Vivono nello stesso corpo simbolico ma orientati a sopravvivere, più che a costruire e forse potrebbe essere la storia si oggi che non ci appartiene in nulla.

Questa aquila che non si guarda porta addosso la lettera scarlatta: un marchio invisibile, un segno di incompletezza culturale.

Non è vergogna, ma memoria di una parola non ancora detta, di un’identità sospesa, in tutto è la lettera che brucia ma non parla, che pesa ma non costruisce, una lingua lasciata a metà, la tradizione che si tramanda ma non si rinnova, la famiglia che resiste ma non dialoga.

Eppure, nell’immaginario che appartiene ai sognatori e agli eredi di una storia viva, esiste anche un’altra aquila.
Una doppia testa che si guarda negli occhi, non per sorvegliarsi, ma per riconoscersi, diventando l’emblema di chi, pur restando custode della propria eredità, sceglie di confrontarsi con l’altro, con il compagno, la compagna, la comunità.

In quello sguardo reciproco si accende un nuovo alfabeto, un linguaggio condiviso e, questa seconda aquila porta non una cicatrice, ma una Z, l’ultima lettera dell’alfabeto.

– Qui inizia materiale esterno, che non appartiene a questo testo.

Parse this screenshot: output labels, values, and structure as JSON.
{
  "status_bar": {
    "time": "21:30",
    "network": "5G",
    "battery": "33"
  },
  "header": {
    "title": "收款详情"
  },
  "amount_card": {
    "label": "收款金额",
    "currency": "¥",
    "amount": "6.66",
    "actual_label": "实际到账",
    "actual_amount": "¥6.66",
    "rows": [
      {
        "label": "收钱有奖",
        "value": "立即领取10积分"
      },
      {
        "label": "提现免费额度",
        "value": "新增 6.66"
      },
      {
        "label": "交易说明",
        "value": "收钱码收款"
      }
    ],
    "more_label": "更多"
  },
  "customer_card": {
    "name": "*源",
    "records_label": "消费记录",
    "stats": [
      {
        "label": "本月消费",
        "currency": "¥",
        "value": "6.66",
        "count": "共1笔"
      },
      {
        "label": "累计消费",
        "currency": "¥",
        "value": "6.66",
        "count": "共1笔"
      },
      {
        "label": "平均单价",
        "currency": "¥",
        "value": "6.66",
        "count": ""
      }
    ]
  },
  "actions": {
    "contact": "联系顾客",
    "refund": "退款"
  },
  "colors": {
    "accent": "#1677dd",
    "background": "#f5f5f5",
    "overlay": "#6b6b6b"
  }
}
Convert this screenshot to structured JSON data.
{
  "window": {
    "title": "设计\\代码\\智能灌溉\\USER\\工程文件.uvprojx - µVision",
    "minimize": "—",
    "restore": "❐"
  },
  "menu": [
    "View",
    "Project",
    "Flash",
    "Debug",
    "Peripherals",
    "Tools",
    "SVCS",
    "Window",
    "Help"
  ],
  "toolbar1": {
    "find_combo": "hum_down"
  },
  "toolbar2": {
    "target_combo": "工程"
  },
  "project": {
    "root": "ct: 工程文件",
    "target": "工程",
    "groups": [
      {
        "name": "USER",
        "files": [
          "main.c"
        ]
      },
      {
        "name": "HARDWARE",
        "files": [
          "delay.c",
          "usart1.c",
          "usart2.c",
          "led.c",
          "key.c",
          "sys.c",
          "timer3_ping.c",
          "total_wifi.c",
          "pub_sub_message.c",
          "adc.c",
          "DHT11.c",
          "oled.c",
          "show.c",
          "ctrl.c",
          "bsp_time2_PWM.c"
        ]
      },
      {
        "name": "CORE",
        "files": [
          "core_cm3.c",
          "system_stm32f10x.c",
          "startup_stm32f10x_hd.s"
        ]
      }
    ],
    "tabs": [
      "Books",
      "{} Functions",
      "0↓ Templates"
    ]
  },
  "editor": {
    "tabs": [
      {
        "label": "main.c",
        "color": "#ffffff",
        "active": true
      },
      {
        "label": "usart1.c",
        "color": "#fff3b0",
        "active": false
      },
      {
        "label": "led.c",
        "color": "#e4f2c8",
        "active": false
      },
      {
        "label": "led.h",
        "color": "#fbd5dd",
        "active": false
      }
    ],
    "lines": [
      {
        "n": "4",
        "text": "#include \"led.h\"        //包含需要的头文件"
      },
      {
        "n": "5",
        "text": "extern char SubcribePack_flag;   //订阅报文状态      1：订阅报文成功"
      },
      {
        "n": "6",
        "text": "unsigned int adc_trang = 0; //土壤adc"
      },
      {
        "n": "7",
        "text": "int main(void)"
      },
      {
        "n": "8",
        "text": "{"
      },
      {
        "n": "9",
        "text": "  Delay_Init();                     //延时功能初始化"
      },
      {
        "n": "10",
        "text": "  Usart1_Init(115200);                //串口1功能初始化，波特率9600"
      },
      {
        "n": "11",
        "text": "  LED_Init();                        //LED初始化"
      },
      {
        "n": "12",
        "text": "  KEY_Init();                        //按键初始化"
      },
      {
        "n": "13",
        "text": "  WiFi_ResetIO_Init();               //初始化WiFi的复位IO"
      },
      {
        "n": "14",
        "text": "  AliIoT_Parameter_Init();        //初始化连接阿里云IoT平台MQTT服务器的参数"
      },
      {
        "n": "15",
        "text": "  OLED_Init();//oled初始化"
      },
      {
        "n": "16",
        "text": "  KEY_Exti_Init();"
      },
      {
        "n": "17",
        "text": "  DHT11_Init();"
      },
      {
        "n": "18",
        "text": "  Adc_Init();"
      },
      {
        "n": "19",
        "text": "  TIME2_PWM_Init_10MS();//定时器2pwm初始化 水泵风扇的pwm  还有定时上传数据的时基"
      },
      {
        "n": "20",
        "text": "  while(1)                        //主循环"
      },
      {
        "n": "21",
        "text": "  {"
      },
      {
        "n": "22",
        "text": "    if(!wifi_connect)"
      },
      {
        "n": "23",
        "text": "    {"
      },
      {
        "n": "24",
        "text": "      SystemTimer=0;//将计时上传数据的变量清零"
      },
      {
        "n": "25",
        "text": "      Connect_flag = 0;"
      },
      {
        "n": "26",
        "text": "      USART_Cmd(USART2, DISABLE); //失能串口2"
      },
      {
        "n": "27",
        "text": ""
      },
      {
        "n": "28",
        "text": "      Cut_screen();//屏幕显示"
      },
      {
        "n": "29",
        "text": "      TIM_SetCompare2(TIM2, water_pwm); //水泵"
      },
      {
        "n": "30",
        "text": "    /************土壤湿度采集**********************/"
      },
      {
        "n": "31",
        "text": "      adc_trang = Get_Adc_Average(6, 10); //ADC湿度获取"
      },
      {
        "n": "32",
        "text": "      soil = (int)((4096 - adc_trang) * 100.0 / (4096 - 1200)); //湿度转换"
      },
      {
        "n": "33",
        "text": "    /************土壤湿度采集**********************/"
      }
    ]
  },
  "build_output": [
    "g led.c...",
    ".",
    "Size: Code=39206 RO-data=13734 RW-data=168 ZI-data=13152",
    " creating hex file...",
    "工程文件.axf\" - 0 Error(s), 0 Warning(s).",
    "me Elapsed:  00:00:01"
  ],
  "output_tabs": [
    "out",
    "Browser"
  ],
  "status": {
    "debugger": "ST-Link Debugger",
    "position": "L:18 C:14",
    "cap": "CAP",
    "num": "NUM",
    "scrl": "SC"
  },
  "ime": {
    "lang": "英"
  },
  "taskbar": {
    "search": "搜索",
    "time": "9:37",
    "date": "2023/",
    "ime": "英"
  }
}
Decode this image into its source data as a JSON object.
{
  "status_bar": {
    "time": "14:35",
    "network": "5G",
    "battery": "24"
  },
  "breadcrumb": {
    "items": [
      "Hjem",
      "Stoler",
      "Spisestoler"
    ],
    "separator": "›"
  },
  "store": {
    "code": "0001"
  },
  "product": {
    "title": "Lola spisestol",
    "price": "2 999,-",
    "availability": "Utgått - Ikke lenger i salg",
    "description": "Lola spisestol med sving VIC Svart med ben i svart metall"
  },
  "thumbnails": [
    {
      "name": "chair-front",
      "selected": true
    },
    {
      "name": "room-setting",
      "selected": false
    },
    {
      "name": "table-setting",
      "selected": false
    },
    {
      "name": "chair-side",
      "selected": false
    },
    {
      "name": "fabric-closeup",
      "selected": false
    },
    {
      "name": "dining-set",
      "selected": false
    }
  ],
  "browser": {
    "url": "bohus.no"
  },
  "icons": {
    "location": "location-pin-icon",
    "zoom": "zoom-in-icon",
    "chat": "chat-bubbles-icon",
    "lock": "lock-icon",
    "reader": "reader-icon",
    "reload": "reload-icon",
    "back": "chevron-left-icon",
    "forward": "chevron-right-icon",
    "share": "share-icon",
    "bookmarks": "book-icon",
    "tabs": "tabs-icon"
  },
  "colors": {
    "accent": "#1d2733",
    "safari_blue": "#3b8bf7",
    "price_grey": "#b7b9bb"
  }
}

Non perché rappresenti una fine, ma perché completa ciò che mancava, rappresenta la chiusura di un cerchio, il tassello che rende intera l’identità arbëreshe, ancora oggi in cerca della sua piena forma scritta, della sua voce autonoma.

Tra la lettera scarlatta e la Z si muove la storia di un popolo, non solo di bandiere e di lingue, ma di famiglie, di donne e uomini che hanno imparato a guardare lontano.

Forse il futuro della cultura arbëreshe non è né solo nel passato né solo nel domani, ma in quello sguardo reciproco, tra due teste che finalmente si guardano e scelgono di parlare la stessa lingua e camminare insieme come fecero Janarj e Adùlina.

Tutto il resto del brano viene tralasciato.